My bobtail got the red light at the Federal Way WA northbound scale. I was surprised because it's rarely open, I was bobtail, and almost always get the green light anyway.
Then they gave me the "Park and bring papers in" light. He asked me where I was headed and I said a few miles up the road for a few days off. He asked for my log book and I reminded him we're paperless. He said, "oh that's right, are you legal?" I said yes. He asked, "were you driving in line-3?" I said, "no, I was approved for personal drive time at our Portland terminal." He gave me a puzzled look, so I said, "It's on the Qualcomm". He said, "let's go take a look."
We walked to the truck and I showed him. He said, "bring your papers back with you inside again," and we walked back. He asked where I'd be picking up when I went back to work. I answered, honestly, that I didn't know. He asked if it would be Portland, and I honestly explained I'd probably pickup closer to Seattle.

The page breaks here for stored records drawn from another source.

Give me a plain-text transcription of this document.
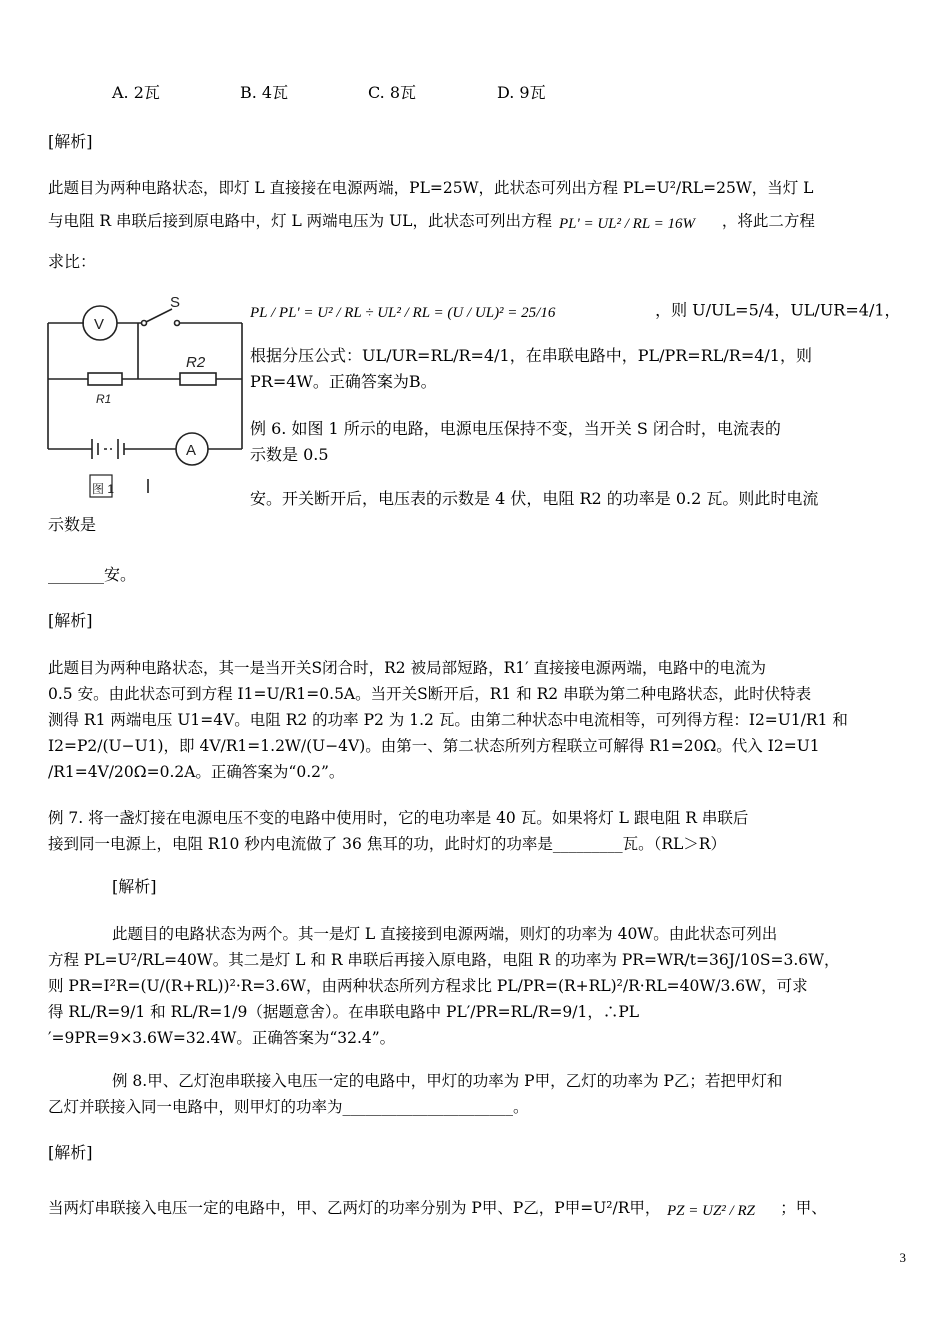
A. 2瓦	B. 4瓦	C. 8瓦	D. 9瓦
[解析]
此题目为两种电路状态，即灯 L 直接接在电源两端，PL=25W，此状态可列出方程 PL=U²/RL=25W，当灯 L
与电阻 R 串联后接到原电路中，灯 L 两端电压为 UL，此状态可列出方程 PL' = UL² / RL = 16W ，将此二方程
求比：
V
S
R2
R1
A
图 1
PL / PL' = U² / RL ÷ UL² / RL = (U / UL)² = 25/16	，则 U/UL=5/4，UL/UR=4/1，
根据分压公式：UL/UR=RL/R=4/1，在串联电路中，PL/PR=RL/R=4/1，则
PR=4W。正确答案为B。
例 6. 如图 1 所示的电路，电源电压保持不变，当开关 S 闭合时，电流表的
示数是 0.5
安。开关断开后，电压表的示数是 4 伏，电阻 R2 的功率是 0.2 瓦。则此时电流
示数是
_______安。
[解析]
此题目为两种电路状态，其一是当开关S闭合时，R2 被局部短路，R1′ 直接接电源两端，电路中的电流为
0.5 安。由此状态可到方程 I1=U/R1=0.5A。当开关S断开后，R1 和 R2 串联为第二种电路状态，此时伏特表
测得 R1 两端电压 U1=4V。电阻 R2 的功率 P2 为 1.2 瓦。由第二种状态中电流相等，可列得方程：I2=U1/R1 和
I2=P2/(U−U1)，即 4V/R1=1.2W/(U−4V)。由第一、第二状态所列方程联立可解得 R1=20Ω。代入 I2=U1
/R1=4V/20Ω=0.2A。正确答案为“0.2”。
例 7. 将一盏灯接在电源电压不变的电路中使用时，它的电功率是 40 瓦。如果将灯 L 跟电阻 R 串联后
接到同一电源上，电阻 R10 秒内电流做了 36 焦耳的功，此时灯的功率是_________瓦。（RL＞R）
[解析]
此题目的电路状态为两个。其一是灯 L 直接接到电源两端，则灯的功率为 40W。由此状态可列出
方程 PL=U²/RL=40W。其二是灯 L 和 R 串联后再接入原电路，电阻 R 的功率为 PR=WR/t=36J/10S=3.6W，
则 PR=I²R=(U/(R+RL))²·R=3.6W，由两种状态所列方程求比 PL/PR=(R+RL)²/R·RL=40W/3.6W，可求
得 RL/R=9/1 和 RL/R=1/9（据题意舍）。在串联电路中 PL′/PR=RL/R=9/1，∴PL
′=9PR=9×3.6W=32.4W。正确答案为“32.4”。
例 8.甲、乙灯泡串联接入电压一定的电路中，甲灯的功率为 P甲，乙灯的功率为 P乙；若把甲灯和
乙灯并联接入同一电路中，则甲灯的功率为______________________。
[解析]
当两灯串联接入电压一定的电路中，甲、乙两灯的功率分别为 P甲、P乙，P甲=U²/R甲， PZ = UZ² / RZ ；甲、
3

He opened his citation book and said, "I'm writing you a ticket for driving off-duty to your next load," or words to that effect. He paused and waited for my reaction. I said, "ok". He smiled and then said, "I'll just make it a warning but be sure to turn it into your safety department."
I kept my mouth COMPLETELY closed at that point , thanked him (I think) and left a little humbled. I'm glad I didn't lie about what was on the Qualcomm, or I might have been placed OOS till I could finish the trip on-duty.
This was before the new HOS and many changes to the paperless system -- but he was right. I was driving off-duty to my next pickup after hometime. Under the old HOS (before the reset) it gave me 2.5 extra hours in my 70 when I went back to work, instead of logging the time for what was actually a partial deadhead.